Saturday, December 24, 2005

Oy, Maureen Dowd

I have a pet peeve, and her name is Maureen Dowd. Well, I thought her words about feminism and its discontents were interesting, but recently I came to my senses and remembered the persona of the messenger and all of my reservations therein. I read Wonkette's hilarious summary of an interview with Maureen Dowd and a few weeks ago, I caught Dowd's ditzy interview on "The Colbert Report," where I concluded she had very little to say.

I have to add, even though she has is continuously critical of Bush, Cheney, et al., it doesn't appeal to me. What? you gasp. How can Elaine not appreciate a good Bush administration jab? To tell you the truth, I don't like jabs if they just trivialize a situation, as Dowd does.
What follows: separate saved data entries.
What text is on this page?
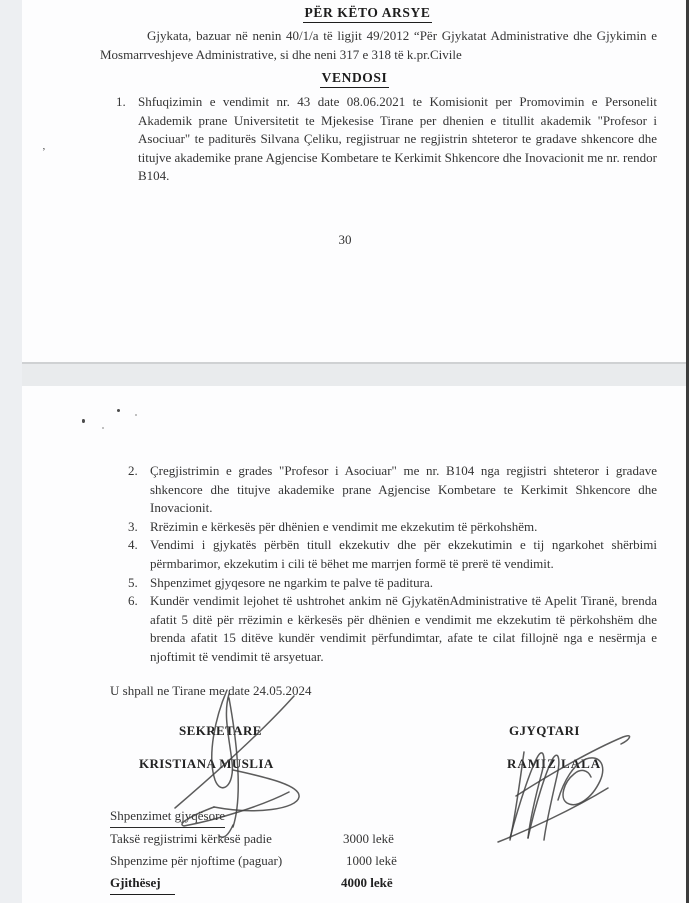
PËR KËTO ARSYE
Gjykata, bazuar në nenin 40/1/a të ligjit 49/2012 “Për Gjykatat Administrative dhe Gjykimin e Mosmarrveshjeve Administrative, si dhe neni 317 e 318 të k.pr.Civile
VENDOSI
1. Shfuqizimin e vendimit nr. 43 date 08.06.2021 te Komisionit per Promovimin e Personelit Akademik prane Universitetit te Mjekesise Tirane per dhenien e titullit akademik "Profesor i Asociuar" te paditurës Silvana Çeliku, regjistruar ne regjistrin shteteror te gradave shkencore dhe titujve akademike prane Agjencise Kombetare te Kerkimit Shkencore dhe Inovacionit me nr. rendor B104.
30
’
2. Çregjistrimin e grades "Profesor i Asociuar" me nr. B104 nga regjistri shteteror i gradave shkencore dhe titujve akademike prane Agjencise Kombetare te Kerkimit Shkencore dhe Inovacionit.
3. Rrëzimin e kërkesës për dhënien e vendimit me ekzekutim të përkohshëm.
4. Vendimi i gjykatës përbën titull ekzekutiv dhe për ekzekutimin e tij ngarkohet shërbimi përmbarimor, ekzekutim i cili të bëhet me marrjen formë të prerë të vendimit.
5. Shpenzimet gjyqesore ne ngarkim te palve të paditura.
6. Kundër vendimit lejohet të ushtrohet ankim në GjykatënAdministrative të Apelit Tiranë, brenda afatit 5 ditë për rrëzimin e kërkesës për dhënien e vendimit me ekzekutim të përkohshëm dhe brenda afatit 15 ditëve kundër vendimit përfundimtar, afate te cilat fillojnë nga e nesërmja e njoftimit të vendimit të arsyetuar.
U shpall ne Tirane me date 24.05.2024
SEKRETARE
KRISTIANA MUSLIA
GJYQTARI
RAMIZ LALA
Shpenzimet gjyqësore
Taksë regjistrimi kërkesë padie	3000 lekë
Shpenzime për njoftime (paguar)	1000 lekë
Gjithësej	4000 lekë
Plus, I'd like to think I'm at least a little discriminating, and I recall in the 1990s Maureen had not one kind word to say about Bill Clinton, but many petty ones. Now, she does the same with George W. Basically, the extent of her commentary is: George W. Bush wanted to go to Iraq to finish his father's work (never mind that Bush Senior has been known to be nonplussed by the Iraq mission), Cheney looks evil (which he does, but it doesn't take a New York Times op-ed writer to notice that), and something about how Bush is afraid of her. As my mom points out, when someone mentions triumphantly that Dowd has written a blistering article about the current administration, it only makes one recall her very similarly-focused articles on Clinton. Maureen Dowd basically has a cushy job at the New York Times where she gets to snipe every week, sans nuance or substance. No more, no less.

I guess the final straw for me was in this Wonkette summary, Dowd is quoted saying:
I think women lost a couple decades where we just kind of wasted time trying to do things exactly like men, thinking that we were supposed to take golf lessons but never talk about babies or shopping.
Uh, wasted time? Every movement has their tactical mistakes, but I believe the decades she's referring to are the mid-60s to mid-80s, probably two of the decades of most rapid advancement of women's rights. We women from "Gen-X" or "Gen-Y" can attribute the advances of women in those decades to why we can choose to go to school to pursue a professional career, or choose to do whatever we want for that matter. But, as is her want, Dowd trivializes all of this from her protected perch.

Closing from the Wonkette summary,
Maureen's interview:
[When asked why she hadn't talked much about these issues in her Op-Ed columns.] I was busy with war and torture.
Wonkette translation:
Friedman was war, Safire was torture.